Он отходит от меня и собирается уйти. Впервые Дэвид уходит, а я остаюсь. Я смотрю на него и думаю, что это правильно. Но не могу смириться с этим. Я не хочу, чтобы он уходил. Мне хочется прекратить боль, залечить раны, которые кровоточили так долго.
Когда-нибудь я спрошу у мамы, почему она сделала это. Как она могла пойти на такой риск ради моего освобождения? Ведь для нее дело могло кончиться тюрьмой. Но я не знаю, когда такое время придет, когда я сумею принять то, что она совершила ради меня. Даже после того как рана заживет, кожа должна восстановиться, но и тогда останется шрам.
Но, пока я обладаю ее любовью как своим неотъемлемым правом, я буду платить маме благодарностью. Я буду надеяться на то, что когда-нибудь мы возьмемся за руки и вместе признаем, что наше настоящее не определяется нашим прошлым и что завтра действительно настанет новый день.
— Дэвид! — окликаю я его. Я подхожу к нему и протягиваю ему руку, желая коснуться его, удержать, не дать уйти. — Если бы мы решили быть вместе… — я умолкаю, стараясь подобрать слова. — О каких таких твоих недостатках мне следовало бы узнать?
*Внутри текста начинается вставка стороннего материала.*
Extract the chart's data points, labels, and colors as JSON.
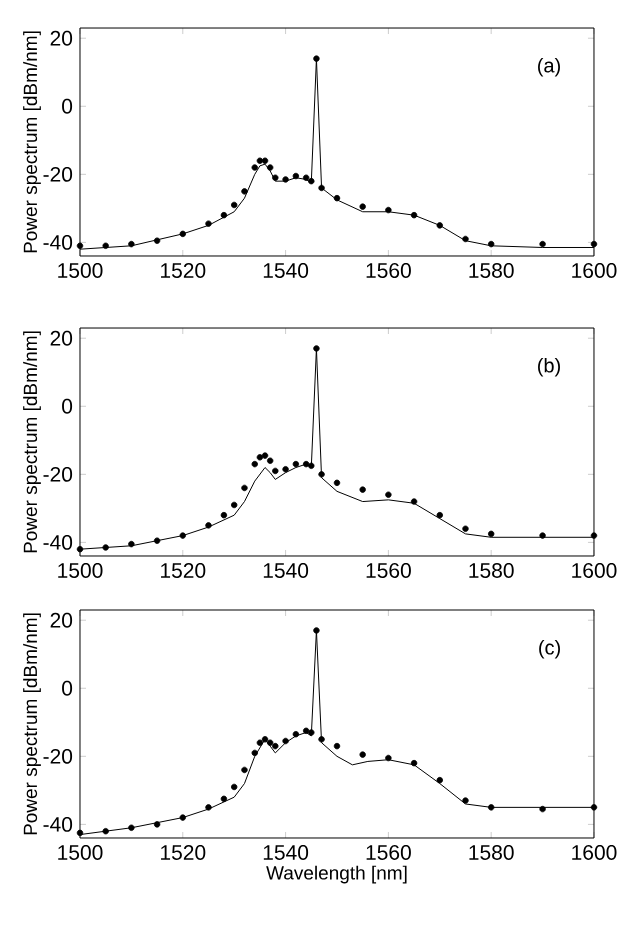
{
  "chart_data": [
    {
      "type": "line",
      "ylabel": "Power spectrum [dBm/nm]",
      "annotations": [
        "(a)"
      ],
      "xlim": [
        1500,
        1600
      ],
      "ylim": [
        -44,
        23
      ],
      "xticks": [
        1500,
        1520,
        1540,
        1560,
        1580,
        1600
      ],
      "yticks": [
        -40,
        -20,
        0,
        20
      ],
      "series": [
        {
          "type": "scatter",
          "marker": "circle",
          "color": "#000000",
          "x": [
            1500,
            1505,
            1510,
            1515,
            1520,
            1525,
            1528,
            1530,
            1532,
            1534,
            1535,
            1536,
            1537,
            1538,
            1540,
            1542,
            1544,
            1545,
            1546,
            1547,
            1550,
            1555,
            1560,
            1565,
            1570,
            1575,
            1580,
            1590,
            1600
          ],
          "values": [
            -41,
            -41,
            -40.5,
            -39.5,
            -37.5,
            -34.5,
            -32,
            -29,
            -25,
            -18,
            -16,
            -16,
            -18,
            -21,
            -21.5,
            -20.5,
            -21,
            -22,
            14,
            -24,
            -27,
            -29.5,
            -30.5,
            -32,
            -35,
            -39,
            -40.5,
            -40.5,
            -40.5
          ]
        },
        {
          "color": "#000000",
          "x": [
            1500,
            1510,
            1520,
            1525,
            1530,
            1532,
            1534,
            1535,
            1536,
            1537,
            1538,
            1540,
            1542,
            1544,
            1545,
            1546,
            1547,
            1550,
            1555,
            1560,
            1565,
            1570,
            1575,
            1580,
            1590,
            1600
          ],
          "values": [
            -42,
            -41,
            -37.5,
            -35,
            -31,
            -27,
            -20,
            -17.5,
            -17,
            -19,
            -22,
            -22,
            -21,
            -21.5,
            -22.5,
            14,
            -24,
            -27.5,
            -31,
            -31,
            -32,
            -35,
            -39.5,
            -41,
            -41.5,
            -41.5
          ]
        }
      ]
    },
    {
      "type": "line",
      "ylabel": "Power spectrum [dBm/nm]",
      "annotations": [
        "(b)"
      ],
      "xlim": [
        1500,
        1600
      ],
      "ylim": [
        -44,
        23
      ],
      "xticks": [
        1500,
        1520,
        1540,
        1560,
        1580,
        1600
      ],
      "yticks": [
        -40,
        -20,
        0,
        20
      ],
      "series": [
        {
          "type": "scatter",
          "marker": "circle",
          "color": "#000000",
          "x": [
            1500,
            1505,
            1510,
            1515,
            1520,
            1525,
            1528,
            1530,
            1532,
            1534,
            1535,
            1536,
            1537,
            1538,
            1540,
            1542,
            1544,
            1545,
            1546,
            1547,
            1550,
            1555,
            1560,
            1565,
            1570,
            1575,
            1580,
            1590,
            1600
          ],
          "values": [
            -42,
            -41.5,
            -40.5,
            -39.5,
            -38,
            -35,
            -32,
            -29,
            -24,
            -17,
            -15,
            -14.5,
            -16,
            -19,
            -18.5,
            -17,
            -17,
            -17.5,
            17,
            -20,
            -22.5,
            -24.5,
            -26,
            -28,
            -32,
            -36,
            -37.5,
            -38,
            -38
          ]
        },
        {
          "color": "#000000",
          "x": [
            1500,
            1510,
            1520,
            1525,
            1530,
            1532,
            1534,
            1536,
            1537,
            1538,
            1540,
            1542,
            1544,
            1545,
            1546,
            1547,
            1550,
            1555,
            1560,
            1565,
            1570,
            1575,
            1580,
            1590,
            1600
          ],
          "values": [
            -42,
            -41,
            -38,
            -35.5,
            -32,
            -28,
            -22,
            -18,
            -19.5,
            -21.5,
            -19.5,
            -18,
            -17,
            -18,
            17,
            -21,
            -25,
            -28,
            -27.5,
            -28.5,
            -33,
            -37.5,
            -38.5,
            -38.5,
            -38.5
          ]
        }
      ]
    },
    {
      "type": "line",
      "xlabel": "Wavelength [nm]",
      "ylabel": "Power spectrum [dBm/nm]",
      "annotations": [
        "(c)"
      ],
      "xlim": [
        1500,
        1600
      ],
      "ylim": [
        -44,
        23
      ],
      "xticks": [
        1500,
        1520,
        1540,
        1560,
        1580,
        1600
      ],
      "yticks": [
        -40,
        -20,
        0,
        20
      ],
      "series": [
        {
          "type": "scatter",
          "marker": "circle",
          "color": "#000000",
          "x": [
            1500,
            1505,
            1510,
            1515,
            1520,
            1525,
            1528,
            1530,
            1532,
            1534,
            1535,
            1536,
            1537,
            1538,
            1540,
            1542,
            1544,
            1545,
            1546,
            1547,
            1550,
            1555,
            1560,
            1565,
            1570,
            1575,
            1580,
            1590,
            1600
          ],
          "values": [
            -42.5,
            -42,
            -41,
            -40,
            -38,
            -35,
            -32.5,
            -29,
            -24,
            -19,
            -16,
            -15,
            -16,
            -17,
            -15.5,
            -13.5,
            -12.5,
            -13,
            17,
            -15,
            -17,
            -19.5,
            -20.5,
            -22,
            -27,
            -33,
            -35,
            -35.5,
            -35
          ]
        },
        {
          "color": "#000000",
          "x": [
            1500,
            1510,
            1520,
            1525,
            1530,
            1532,
            1534,
            1536,
            1537,
            1538,
            1540,
            1542,
            1544,
            1545,
            1546,
            1547,
            1550,
            1553,
            1556,
            1560,
            1565,
            1570,
            1575,
            1580,
            1590,
            1600
          ],
          "values": [
            -43,
            -41,
            -38,
            -35.5,
            -32,
            -28,
            -20,
            -15,
            -17,
            -19,
            -16,
            -14,
            -13,
            -14,
            17,
            -16,
            -20,
            -22.5,
            -21.5,
            -21,
            -22.5,
            -28,
            -34,
            -35,
            -35,
            -35
          ]
        }
      ]
    }
  ]
}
Он широко улыбается, и в его улыбке я вижу надежду, которой, по моему убеждению, для меня быть не могло.
— Я храплю во сне, очень громко, прямо как паровоз, — говорит он, начиная загибать пальцы для счета. — У меня топографический кретинизм, я не отличаю «право» от «лево» и север от юга. Кстати, поэтому меня исключили из хирургической программы. Все боялись, что я причиню пациенту больше вреда, чем пользы, — он загибает еще один палец. — Третье? Я люблю готовить, но могу легко спалить кухню. В пожарном отделении мой адрес числится в графе «Часто посещаемые», — он загибает четвертый палец, но я хватаю его за руку.
— О’кей, — говорю я, смеясь.
Он накрывает мою ладонь своей, и мы стоим, сложив наши руки, как на молитве.
— О’кей, — говорит Дэвид.
И впервые в жизни я уверена, что все будет «о’кей».